Buna rağmen Al-ı Suud rejimi  hiçbir protesto hareketi ve gösteriye tolerans göstermezken medeni faaliyetleri bile  şiddetle bastırmıştır. Bu durum, özellikle Muhammed bin Selman'ın Ocak 2015'te iktidara gelmesinden bu yana daha da kötüleşti.
Muhammed bin Selman şimdiye kadar önde gelen din adamlarını, aydınları, akademisyenleri ve insan hakları aktivistlerini, ardından önde gelen işadamlarını ve kraliyet ailesinin üyelerini hedef aldı ve Suudi Arabistan'da bir tutuklama furyası yaşandı. Suudi yönetimi, tutuklamaları haklı çıkarmak için prenslerin yolsuzluğu ve diğer tutuklulara yönelik suçlamaları öne sürdü. 
Bir diğer önemli konu da Suudi baskıcı rejimin ülkenin özellikle doğu bölgelerinde daha yoğun ve aktif olmasıdır.
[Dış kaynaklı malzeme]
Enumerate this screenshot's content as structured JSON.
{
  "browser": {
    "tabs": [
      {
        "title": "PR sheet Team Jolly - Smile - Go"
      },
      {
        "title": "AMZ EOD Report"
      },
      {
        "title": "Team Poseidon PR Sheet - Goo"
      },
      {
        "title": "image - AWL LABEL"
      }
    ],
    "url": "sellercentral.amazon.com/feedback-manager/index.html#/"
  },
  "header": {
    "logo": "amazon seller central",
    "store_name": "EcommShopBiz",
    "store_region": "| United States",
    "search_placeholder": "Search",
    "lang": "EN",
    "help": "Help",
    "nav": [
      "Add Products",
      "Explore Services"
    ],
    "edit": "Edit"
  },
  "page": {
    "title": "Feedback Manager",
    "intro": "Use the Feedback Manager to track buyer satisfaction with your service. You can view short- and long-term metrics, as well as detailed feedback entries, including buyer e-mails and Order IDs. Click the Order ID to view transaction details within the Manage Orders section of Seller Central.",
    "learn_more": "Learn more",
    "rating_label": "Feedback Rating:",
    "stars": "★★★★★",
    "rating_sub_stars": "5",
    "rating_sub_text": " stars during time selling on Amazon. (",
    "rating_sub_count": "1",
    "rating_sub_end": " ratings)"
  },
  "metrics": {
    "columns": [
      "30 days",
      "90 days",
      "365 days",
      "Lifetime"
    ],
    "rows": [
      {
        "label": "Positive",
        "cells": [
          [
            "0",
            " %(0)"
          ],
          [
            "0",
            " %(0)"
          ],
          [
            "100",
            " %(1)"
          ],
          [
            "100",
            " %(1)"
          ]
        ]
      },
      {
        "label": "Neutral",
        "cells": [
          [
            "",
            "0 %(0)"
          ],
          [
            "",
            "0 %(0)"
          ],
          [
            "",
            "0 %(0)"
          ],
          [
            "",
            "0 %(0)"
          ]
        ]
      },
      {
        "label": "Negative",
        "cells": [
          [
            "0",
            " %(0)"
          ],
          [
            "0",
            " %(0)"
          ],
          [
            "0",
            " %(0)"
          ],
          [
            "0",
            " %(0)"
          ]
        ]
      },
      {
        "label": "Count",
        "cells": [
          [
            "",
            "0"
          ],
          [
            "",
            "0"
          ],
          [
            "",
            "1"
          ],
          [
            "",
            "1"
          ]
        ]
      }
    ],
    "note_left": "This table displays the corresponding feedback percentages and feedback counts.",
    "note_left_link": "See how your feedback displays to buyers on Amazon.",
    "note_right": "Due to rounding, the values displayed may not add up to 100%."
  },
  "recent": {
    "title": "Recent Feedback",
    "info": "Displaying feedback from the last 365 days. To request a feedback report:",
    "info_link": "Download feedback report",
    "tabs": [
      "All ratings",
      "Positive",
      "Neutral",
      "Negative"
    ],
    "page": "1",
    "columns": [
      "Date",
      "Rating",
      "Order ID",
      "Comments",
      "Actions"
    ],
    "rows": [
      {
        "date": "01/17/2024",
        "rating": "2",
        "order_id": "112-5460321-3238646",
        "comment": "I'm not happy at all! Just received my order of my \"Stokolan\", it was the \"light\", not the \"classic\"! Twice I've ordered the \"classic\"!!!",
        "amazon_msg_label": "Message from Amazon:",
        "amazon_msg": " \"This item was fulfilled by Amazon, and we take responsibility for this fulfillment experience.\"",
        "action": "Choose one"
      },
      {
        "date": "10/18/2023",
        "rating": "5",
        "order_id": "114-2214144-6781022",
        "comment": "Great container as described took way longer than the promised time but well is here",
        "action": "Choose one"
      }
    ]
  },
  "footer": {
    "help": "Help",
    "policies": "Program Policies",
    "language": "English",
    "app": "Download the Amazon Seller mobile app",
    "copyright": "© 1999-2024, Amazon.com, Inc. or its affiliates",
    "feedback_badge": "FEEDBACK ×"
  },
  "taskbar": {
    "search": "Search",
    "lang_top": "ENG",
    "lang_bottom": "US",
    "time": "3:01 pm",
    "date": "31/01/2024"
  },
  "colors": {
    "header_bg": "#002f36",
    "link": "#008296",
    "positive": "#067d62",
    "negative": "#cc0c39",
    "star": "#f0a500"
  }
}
Suudi Arabistan'ın doğusundaki daha aktif baskının ana nedeni, ülke nüfusunun yaklaşık yüzde 10 ila 15'inin ağırlıklı olarak doğu eyaletinde yaşayan ve Suudi siyasi sistemine karşı yapısal ve planlı ayrımcılıkla karşı karşıya kalan Şiiler olmasıdır. Son süreçte ise, Suudi rejimi güvenlik güçleri en az 34 genç ve din adamını tutukladı ve doğudaki Katif kentindeki evleri yıktı.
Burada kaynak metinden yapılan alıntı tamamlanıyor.